According to the article, the cesarean rate in England has doubled in the past 20 years, and is now close to the 25% mark (which is still lower than the cesarean rate here in the US). Many studies have demonstrated that intermittent auscultation in low-risk women with healthy pregnancies is just as effective as continous electronic fetal monitoring, with the added benefit of allowing the woman to move around and not be confined to her bed during labor.

From further down in the article (the naysayers point of view, if you will):

    Dr David Farquharson, clinical director for women’s reproductive health at the Edinburgh Royal Infirmary, said the practice of electronic foetal monitoring was standard in his hospital to reassure doctors and patients.He said: “This is a very controversial area. A lot of obstetricians do not feel comfortable not having a record of foetal heart rate when the woman comes into hospital.

    “The alternative is the midwife listening with a hand-held device, and that depends on her being confident on hearing it.

    “The problem with that is knowing what they are listening to, then counting the beats with a watch. There is always the risk you could be taking the mother’s pulse. That’s a worry to obstetricians.”

That last sentence is the kicker there. I ask you this: would a midwife who is well trained in fetal auscultation, and who probably does it on a daily basis, really be so simple as to confuse a maternal heart rate with a fetal heart rate, or be unable to find the fetal heart rate in the first place? Is their trust in the clinical skills of their midwives so low? Is this really the worry that’s keeping Scottish obstetricians up at night?? Please.
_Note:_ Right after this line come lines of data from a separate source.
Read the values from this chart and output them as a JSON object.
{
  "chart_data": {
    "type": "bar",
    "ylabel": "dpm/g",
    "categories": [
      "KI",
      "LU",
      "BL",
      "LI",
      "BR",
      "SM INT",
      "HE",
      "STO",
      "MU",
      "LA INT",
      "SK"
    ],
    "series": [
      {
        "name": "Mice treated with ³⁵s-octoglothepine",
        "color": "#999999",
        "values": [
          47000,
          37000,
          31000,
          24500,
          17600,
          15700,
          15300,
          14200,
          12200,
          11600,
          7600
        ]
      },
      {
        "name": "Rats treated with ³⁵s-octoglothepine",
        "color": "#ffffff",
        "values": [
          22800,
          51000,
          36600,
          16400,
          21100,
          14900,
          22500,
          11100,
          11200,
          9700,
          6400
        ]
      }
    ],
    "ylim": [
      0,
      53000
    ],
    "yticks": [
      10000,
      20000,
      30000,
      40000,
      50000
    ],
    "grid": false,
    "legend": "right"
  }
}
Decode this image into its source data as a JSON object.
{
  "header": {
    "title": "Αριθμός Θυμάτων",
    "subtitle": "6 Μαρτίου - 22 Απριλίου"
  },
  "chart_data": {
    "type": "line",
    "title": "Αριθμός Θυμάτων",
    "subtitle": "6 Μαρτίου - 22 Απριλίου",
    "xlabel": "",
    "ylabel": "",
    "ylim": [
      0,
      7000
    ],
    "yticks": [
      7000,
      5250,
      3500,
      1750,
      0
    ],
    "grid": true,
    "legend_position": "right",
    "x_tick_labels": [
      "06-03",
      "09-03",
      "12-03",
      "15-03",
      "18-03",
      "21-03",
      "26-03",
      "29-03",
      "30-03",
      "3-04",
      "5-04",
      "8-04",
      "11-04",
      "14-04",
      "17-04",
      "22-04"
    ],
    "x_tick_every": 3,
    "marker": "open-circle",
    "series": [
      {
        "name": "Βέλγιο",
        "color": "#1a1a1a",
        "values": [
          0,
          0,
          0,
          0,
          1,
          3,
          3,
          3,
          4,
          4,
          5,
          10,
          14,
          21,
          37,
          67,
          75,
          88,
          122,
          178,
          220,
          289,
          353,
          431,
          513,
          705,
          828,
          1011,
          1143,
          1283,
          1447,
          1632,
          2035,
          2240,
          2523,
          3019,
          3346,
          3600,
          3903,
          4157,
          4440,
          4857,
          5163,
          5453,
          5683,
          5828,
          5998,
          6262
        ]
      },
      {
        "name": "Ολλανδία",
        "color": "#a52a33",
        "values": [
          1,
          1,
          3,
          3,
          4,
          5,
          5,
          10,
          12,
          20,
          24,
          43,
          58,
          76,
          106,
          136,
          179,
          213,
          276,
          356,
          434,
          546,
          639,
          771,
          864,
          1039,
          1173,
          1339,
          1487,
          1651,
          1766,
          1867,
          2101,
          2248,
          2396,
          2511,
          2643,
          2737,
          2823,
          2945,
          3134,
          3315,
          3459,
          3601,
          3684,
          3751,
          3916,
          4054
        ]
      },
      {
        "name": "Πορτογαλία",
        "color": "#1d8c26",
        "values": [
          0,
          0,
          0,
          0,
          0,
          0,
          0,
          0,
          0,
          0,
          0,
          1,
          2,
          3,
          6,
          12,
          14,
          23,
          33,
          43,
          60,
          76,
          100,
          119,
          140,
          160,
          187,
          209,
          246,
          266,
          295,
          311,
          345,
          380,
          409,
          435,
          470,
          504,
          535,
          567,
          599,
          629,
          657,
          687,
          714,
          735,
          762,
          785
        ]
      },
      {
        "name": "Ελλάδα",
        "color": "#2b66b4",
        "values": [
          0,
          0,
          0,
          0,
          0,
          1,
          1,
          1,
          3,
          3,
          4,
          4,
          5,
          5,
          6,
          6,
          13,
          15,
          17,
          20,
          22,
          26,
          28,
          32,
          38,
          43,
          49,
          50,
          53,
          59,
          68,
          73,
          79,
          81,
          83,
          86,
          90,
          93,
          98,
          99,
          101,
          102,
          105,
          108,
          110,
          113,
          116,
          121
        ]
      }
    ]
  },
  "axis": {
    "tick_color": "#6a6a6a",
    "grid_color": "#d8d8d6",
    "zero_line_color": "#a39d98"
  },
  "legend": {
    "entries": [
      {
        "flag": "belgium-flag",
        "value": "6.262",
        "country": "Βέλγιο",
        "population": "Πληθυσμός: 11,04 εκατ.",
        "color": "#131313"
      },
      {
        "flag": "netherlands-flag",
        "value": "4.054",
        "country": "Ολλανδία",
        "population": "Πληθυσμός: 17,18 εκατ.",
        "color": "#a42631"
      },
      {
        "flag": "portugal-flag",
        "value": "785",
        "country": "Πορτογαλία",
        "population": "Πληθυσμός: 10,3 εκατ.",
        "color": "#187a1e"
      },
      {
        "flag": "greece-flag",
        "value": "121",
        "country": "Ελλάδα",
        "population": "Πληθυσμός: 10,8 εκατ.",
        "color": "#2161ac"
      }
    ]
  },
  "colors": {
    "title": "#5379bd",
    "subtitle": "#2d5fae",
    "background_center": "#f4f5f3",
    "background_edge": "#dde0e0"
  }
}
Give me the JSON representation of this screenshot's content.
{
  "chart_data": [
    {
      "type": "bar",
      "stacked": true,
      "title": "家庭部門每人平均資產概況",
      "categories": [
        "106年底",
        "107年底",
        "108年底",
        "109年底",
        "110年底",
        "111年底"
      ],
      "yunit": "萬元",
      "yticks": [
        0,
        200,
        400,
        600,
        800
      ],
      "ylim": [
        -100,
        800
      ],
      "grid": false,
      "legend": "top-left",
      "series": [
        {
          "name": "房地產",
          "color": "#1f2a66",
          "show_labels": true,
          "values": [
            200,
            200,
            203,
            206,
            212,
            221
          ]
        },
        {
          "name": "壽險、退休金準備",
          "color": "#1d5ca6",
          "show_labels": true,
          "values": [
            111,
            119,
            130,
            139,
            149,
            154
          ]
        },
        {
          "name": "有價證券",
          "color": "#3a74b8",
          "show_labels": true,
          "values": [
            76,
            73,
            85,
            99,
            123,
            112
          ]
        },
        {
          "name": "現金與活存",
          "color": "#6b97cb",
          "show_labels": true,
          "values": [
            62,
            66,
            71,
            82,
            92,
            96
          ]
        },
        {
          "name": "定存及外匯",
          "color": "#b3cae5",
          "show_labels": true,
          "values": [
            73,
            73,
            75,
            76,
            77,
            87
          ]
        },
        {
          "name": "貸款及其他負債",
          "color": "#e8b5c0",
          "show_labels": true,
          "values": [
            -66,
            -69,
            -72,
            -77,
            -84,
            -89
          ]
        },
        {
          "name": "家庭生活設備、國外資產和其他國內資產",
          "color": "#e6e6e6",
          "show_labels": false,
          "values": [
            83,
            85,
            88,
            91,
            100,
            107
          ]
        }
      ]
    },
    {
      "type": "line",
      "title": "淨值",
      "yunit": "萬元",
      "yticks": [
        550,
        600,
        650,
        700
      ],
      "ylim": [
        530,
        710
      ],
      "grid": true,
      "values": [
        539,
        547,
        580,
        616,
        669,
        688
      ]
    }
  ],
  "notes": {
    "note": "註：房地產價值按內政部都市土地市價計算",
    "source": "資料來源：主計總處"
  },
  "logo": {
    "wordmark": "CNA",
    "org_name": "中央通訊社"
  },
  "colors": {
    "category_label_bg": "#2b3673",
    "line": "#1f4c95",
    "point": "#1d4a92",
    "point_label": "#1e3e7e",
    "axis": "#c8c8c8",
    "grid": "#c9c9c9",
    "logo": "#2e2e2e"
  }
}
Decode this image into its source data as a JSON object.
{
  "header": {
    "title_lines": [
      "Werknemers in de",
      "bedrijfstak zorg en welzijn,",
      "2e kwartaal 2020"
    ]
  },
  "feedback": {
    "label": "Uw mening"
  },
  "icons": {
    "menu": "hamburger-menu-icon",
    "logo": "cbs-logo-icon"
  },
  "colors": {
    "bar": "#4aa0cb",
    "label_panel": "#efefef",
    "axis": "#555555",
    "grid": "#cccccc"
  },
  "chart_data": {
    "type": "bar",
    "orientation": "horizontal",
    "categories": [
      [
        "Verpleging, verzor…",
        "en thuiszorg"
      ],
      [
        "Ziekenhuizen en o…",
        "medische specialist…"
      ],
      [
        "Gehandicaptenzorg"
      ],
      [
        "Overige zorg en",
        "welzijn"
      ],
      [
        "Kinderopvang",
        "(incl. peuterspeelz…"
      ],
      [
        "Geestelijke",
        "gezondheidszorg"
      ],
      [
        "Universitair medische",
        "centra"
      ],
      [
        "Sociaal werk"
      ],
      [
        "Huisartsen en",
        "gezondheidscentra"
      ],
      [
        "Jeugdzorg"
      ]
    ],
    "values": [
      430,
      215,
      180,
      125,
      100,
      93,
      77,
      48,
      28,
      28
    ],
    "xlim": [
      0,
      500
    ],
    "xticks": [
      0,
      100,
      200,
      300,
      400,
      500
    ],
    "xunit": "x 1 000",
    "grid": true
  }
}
Distinguishing the maternal heart rate from the fetal heart rate is often a very simple matter of taking the woman’s pulse at the same time while listening to the baby’s heart—if what you’re feeling in the pulse is matching what you’re hearing in the heart rate, then obviously you’re listening to the mother’s pulse and not the fetal pulse.

Fetoscopes can be just as sensitive as electronic monitors, and in some situations are actually better than EFMs for the simple reason that they don’t produce artifact, and there’s actually a living, breathing, thinking clinician on the other end of the fetoscope. Electronic monitors often have built in computer logic buttons which will try to make sense of a fetal heart pattern that the machine doesn’t understand (for example, if there is extreme tachycardia, some EFMs, not being able to understand a heart rate over 200 beats per minute, will automatically halve the heart rate, and the only way to tell for sure is to actually listen to the heart rate itself, i.e. auscultation.) Fetoscopes are also supposed to be used to confirm the presence of supraventricular tachycardia, to make sure that missed and skipped beats are not artifact appearing on the EFM—we were just taught this in class during our lecture on fetal heart rate monitoring. I think the worry really stems from the fact that more and more trust is being placed in machines, while the skills and critical thinking of experienced clinicans is being devalued in the face of technology. Very few clinicians are even trained to use a fetoscope any more, just like doctors are no longer being trained to deliver breech presentations. Sensitive, important skills are being lost to newer generations of practitioners, so that now the standard has become cesarean cesearean cesarean, sometimes because doctors no longer have the skills to do anything but.

I wonder if England can begin to limit the use of EFM, will America follow it’s lead? In our litigious society, part of me seriously doubts it, but I’ll keep my fingers crossed anyway. Go RCM! We’re rooting for you.